NOTE: #Andy Finkenstadt makes a good point (in the comments to your question) : you definitely should traverse your array in the "direction of data locality": make sure that you read memory contiguously.
Also, this is trivially parallelizable, the only non parallelizable part is when you merge the queues when joining the sub processes.
You could copy the array into a single dimensioned array of tuples (value, original X, original Y ) and build a basic heap out of it in (O(n) time), provided you implement the heap as an array.
You could then retrieve the M largest tuples in O(M lg n) time and reference their original x and y from the tuple.
If you are going to make a copy of the input array in order to do a sort, that's way worse than just walking linearly through the whole thing to pick out numbers.
So the question is how big is your M? If it is small, you can store results (i.e. structs with 2D indexes and values) in a simple array or a vector. That'll minimize heap operations but when you find a larger value than what's in your vector, you'll have to shift things around.
If you expect M to get really large, then you may need a better data structure like a binary tree (std::set) or use sorted std::deque. std::set will reduce number of times elements must be shifted in memory, while if you use std::deque, it'll do some shifting, but it'll reduce number of times you have to go to the heap significantly, which may give you better performance.
Your problem doesn't use the 2 dimensions in any interesting way, it is easier to consiger the equivalent problem in a 2d array.
There are 2 main ways to solve this problem:
Mantain a set of M largest elements, and iterate through the array. (Using a heap allows you to do this efficiently).
This is simple and is probably better in your case (M << N)
Use selection, (the following algorithm is an adaptation of quicksort):
Create an auxiliary array, containing the indexes [1..N].

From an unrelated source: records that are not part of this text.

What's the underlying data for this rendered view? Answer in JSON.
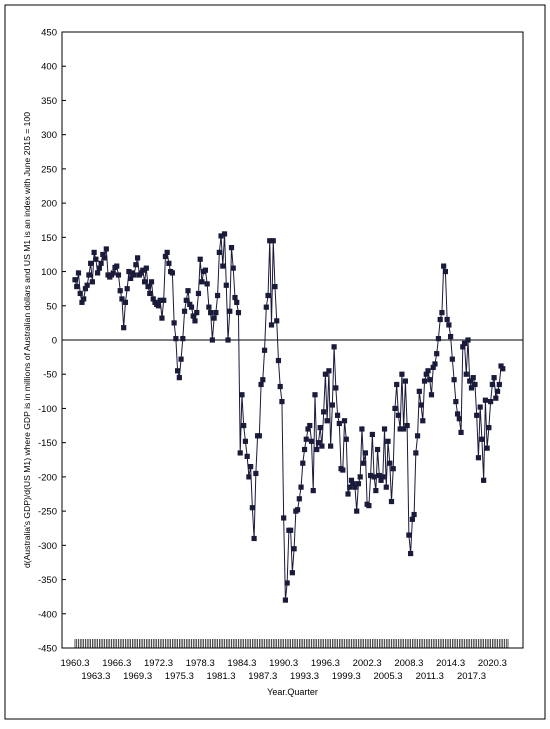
{
  "chart_data": {
    "type": "line",
    "title": "",
    "xlabel": "Year.Quarter",
    "ylabel": "d(Australia's GDP)/d(US M1) where GDP is in millions of Australian dollars and US M1 is an index with June 2015 = 100",
    "ylim": [
      -450,
      450
    ],
    "yticks": [
      450,
      400,
      350,
      300,
      250,
      200,
      150,
      100,
      50,
      0,
      -50,
      -100,
      -150,
      -200,
      -250,
      -300,
      -350,
      -400,
      -450
    ],
    "x_start": "1960.3",
    "x_end": "2022.4",
    "xtick_labels_upper": [
      "1960.3",
      "1966.3",
      "1972.3",
      "1978.3",
      "1984.3",
      "1990.3",
      "1996.3",
      "2002.3",
      "2008.3",
      "2014.3",
      "2020.3"
    ],
    "xtick_labels_lower": [
      "1963.3",
      "1969.3",
      "1975.3",
      "1981.3",
      "1987.3",
      "1993.3",
      "1999.3",
      "2005.3",
      "2011.3",
      "2017.3"
    ],
    "zero_line": true,
    "grid": false,
    "marker": "square",
    "series_color": "#1a1a3a",
    "series": [
      {
        "values": [
          88,
          78,
          98,
          68,
          55,
          60,
          75,
          80,
          95,
          112,
          85,
          128,
          118,
          98,
          105,
          112,
          125,
          120,
          133,
          95,
          92,
          95,
          98,
          106,
          108,
          95,
          72,
          60,
          18,
          55,
          75,
          100,
          90,
          98,
          95,
          110,
          120,
          95,
          98,
          102,
          85,
          105,
          78,
          68,
          85,
          60,
          55,
          52,
          50,
          58,
          32,
          58,
          122,
          128,
          112,
          100,
          98,
          25,
          2,
          -45,
          -55,
          -28,
          2,
          42,
          58,
          72,
          52,
          48,
          35,
          28,
          40,
          68,
          118,
          85,
          100,
          102,
          82,
          48,
          40,
          0,
          32,
          40,
          65,
          128,
          152,
          108,
          155,
          80,
          0,
          42,
          135,
          105,
          62,
          55,
          40,
          -165,
          -80,
          -125,
          -148,
          -170,
          -200,
          -185,
          -245,
          -290,
          -195,
          -140,
          -140,
          -65,
          -58,
          -15,
          48,
          65,
          145,
          22,
          145,
          78,
          28,
          -30,
          -68,
          -90,
          -260,
          -380,
          -355,
          -278,
          -278,
          -340,
          -305,
          -250,
          -248,
          -232,
          -215,
          -180,
          -160,
          -145,
          -130,
          -125,
          -148,
          -220,
          -80,
          -160,
          -150,
          -128,
          -155,
          -105,
          -50,
          -118,
          -45,
          -155,
          -95,
          -10,
          -70,
          -110,
          -122,
          -188,
          -190,
          -118,
          -145,
          -225,
          -215,
          -205,
          -210,
          -215,
          -250,
          -210,
          -200,
          -130,
          -180,
          -165,
          -240,
          -242,
          -198,
          -138,
          -200,
          -220,
          -160,
          -198,
          -205,
          -200,
          -130,
          -215,
          -148,
          -180,
          -236,
          -188,
          -100,
          -65,
          -110,
          -130,
          -50,
          -130,
          -60,
          -125,
          -285,
          -312,
          -262,
          -255,
          -165,
          -140,
          -75,
          -95,
          -118,
          -60,
          -50,
          -45,
          -58,
          -80,
          -40,
          -35,
          -20,
          2,
          30,
          40,
          108,
          100,
          30,
          22,
          5,
          -28,
          -58,
          -90,
          -108,
          -115,
          -135,
          -10,
          -5,
          -50,
          0,
          -60,
          -70,
          -55,
          -65,
          -110,
          -172,
          -98,
          -145,
          -205,
          -88,
          -158,
          -128,
          -90,
          -65,
          -55,
          -85,
          -75,
          -65,
          -38,
          -42
        ]
      }
    ]
  }
}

Choose an arbritary index (and corresponding value), and partition the index array so that indexes corresponding to elements less go to the left, and bigger elements go to the right.
Repeat the process, binary search style until you narrow down the M largest elements.

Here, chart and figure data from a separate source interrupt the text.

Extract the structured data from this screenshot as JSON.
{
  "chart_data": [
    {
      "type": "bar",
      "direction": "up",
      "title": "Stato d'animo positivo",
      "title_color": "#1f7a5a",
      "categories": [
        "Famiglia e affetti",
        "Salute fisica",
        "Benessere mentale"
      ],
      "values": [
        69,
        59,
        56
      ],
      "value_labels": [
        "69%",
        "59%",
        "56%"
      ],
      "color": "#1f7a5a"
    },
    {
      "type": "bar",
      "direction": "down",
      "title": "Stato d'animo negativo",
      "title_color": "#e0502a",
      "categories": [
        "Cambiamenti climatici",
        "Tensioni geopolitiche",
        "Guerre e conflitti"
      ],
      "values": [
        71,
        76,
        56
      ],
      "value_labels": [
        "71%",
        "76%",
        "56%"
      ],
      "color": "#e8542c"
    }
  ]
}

This is good for cases with large M. If you want to avoid worst case issues (the same quicksort has) then look at more advanced algorithms, (like median of medians selection)
How many times do you search for the largest value from the array?
If you only search 1 time, then just scan through it keeping the M largest ones.
If you do it many times, just insert the values into a sorted list (probably best implemented as a balanced tree).